Also, I have avoidant personality. I'm highly selective about the things I will do. And the percentage of how much someone is REQUIRING they be done vs. the percentage of my DESIRE to meet the requiring totally depends whether or not a paycheck or some type of reward is involved. If a paycheck/reward of some type is involved, they'll be completed to specified requirements (how well you specify will exactly determine how well they are completed - if you don't care, I don't care either). If no paycheck or reward is involved? Oh ha. Then it'll entirely depend on the following: the barometric pressure, amount of clouds/rain outdoors, my hormone levels, how much sleep I've had, the moon phase, the season, the number of daylight hours, if we're currently under daylight savings time or not, how much gas is in my car, whether I've had enough coffee that morning, how many little friendship dramas I've had to deal with over the last week, my current opinions about the Middle East situation, my bank account status, and how irritating Miss M was the last time we were at Target.

I feel like, since school/work re-upped a few weeks ago, I've done nothing here but whine about how I really MUST pull it together.
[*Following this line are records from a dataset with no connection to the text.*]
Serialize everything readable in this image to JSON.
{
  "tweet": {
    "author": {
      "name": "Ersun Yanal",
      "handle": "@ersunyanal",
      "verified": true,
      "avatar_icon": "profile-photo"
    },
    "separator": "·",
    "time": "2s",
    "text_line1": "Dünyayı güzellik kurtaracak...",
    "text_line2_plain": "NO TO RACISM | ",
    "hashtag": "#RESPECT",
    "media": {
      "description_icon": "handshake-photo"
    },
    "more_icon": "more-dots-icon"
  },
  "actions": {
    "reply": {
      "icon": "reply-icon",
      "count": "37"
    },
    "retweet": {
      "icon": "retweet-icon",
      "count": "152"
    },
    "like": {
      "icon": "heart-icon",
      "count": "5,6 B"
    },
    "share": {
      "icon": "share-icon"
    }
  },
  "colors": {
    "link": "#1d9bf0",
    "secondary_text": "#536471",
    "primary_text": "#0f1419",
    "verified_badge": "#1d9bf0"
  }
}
Get my collective shit in gear and JUST DO IT.

However. I think I'm at a point now where I just feel like this:


The Cotton Floozy! She makes excellent needlepoint art.
Because you know why? I'm finally figuring out, at age 43 and so many months, you just can't do it all. There IS no such thing as balance. You're either doing swimmingly at work but your house is a biohazard area (don't even get me started on what's happening in the backseat of my car right now, where M resides on the roads of Atlanta), or you're doing awesome at home and you're about to be handed a We-Are-So-Over-Your-Ridiculousness severance package at work. Or you've found a way to maintain home and work environments but your personal life is just big wad of WTF. There is no magic formula. There is no balance. There is no perfection.

So basically, what I'm going to do, once I hit Publish on this, is to go make my bed. Fold laundry that's been sitting in a basket on my floor for going on 2 weeks. Straighten the living room. Put some Draino in the slow running bathtub (2 girls = too much hair in the pipes...I really want to say that's a metaphor for life in some ways). And then go think about how to teach 2nd graders whatever targets they think we should be teaching 2nd graders the 4th week of school. Which, ultimately, won't matter in the long run because there will be a meeting or a classroom crisis or a state- or district-mandated test to give, and really school and becoming educated should be about problem solving and creativity, not the difference between a verb and an adverb, the end. But I don't make the rules, and I need to pay rent and pay for Internet.

But if I DID make the rules, believe me: there would be siesta breaks and no taxes involved. I'd run a country that was practically Dionysian, with grape harvest festivals, fertility rites, live outdoor theatre every night, enforced ecstasy, and ritual madness. I'm all about 4 out of 5 of those things (I'll let you guess which) right now.

Oh, and! There'd be no more freaking RAIN. omfg, if this weekly weekend rain crap doesn't cease, we are going to have a PROBLEM, Universe.

**Apologies if you get a lot of weird formatting on your end with this entry. Not my fault - Blogger's having a weird day. It was all I could do to successfully upload images. But, I think it really underscored the point of this blog, and how willing I am to put up with a lot of other people's/thing's jackassery these days. I am just a veritable barren field of a whole lotta don't-give-a-fucks. A 5'9" honey badger. Hit publish, moved on, and hope that's okay with you.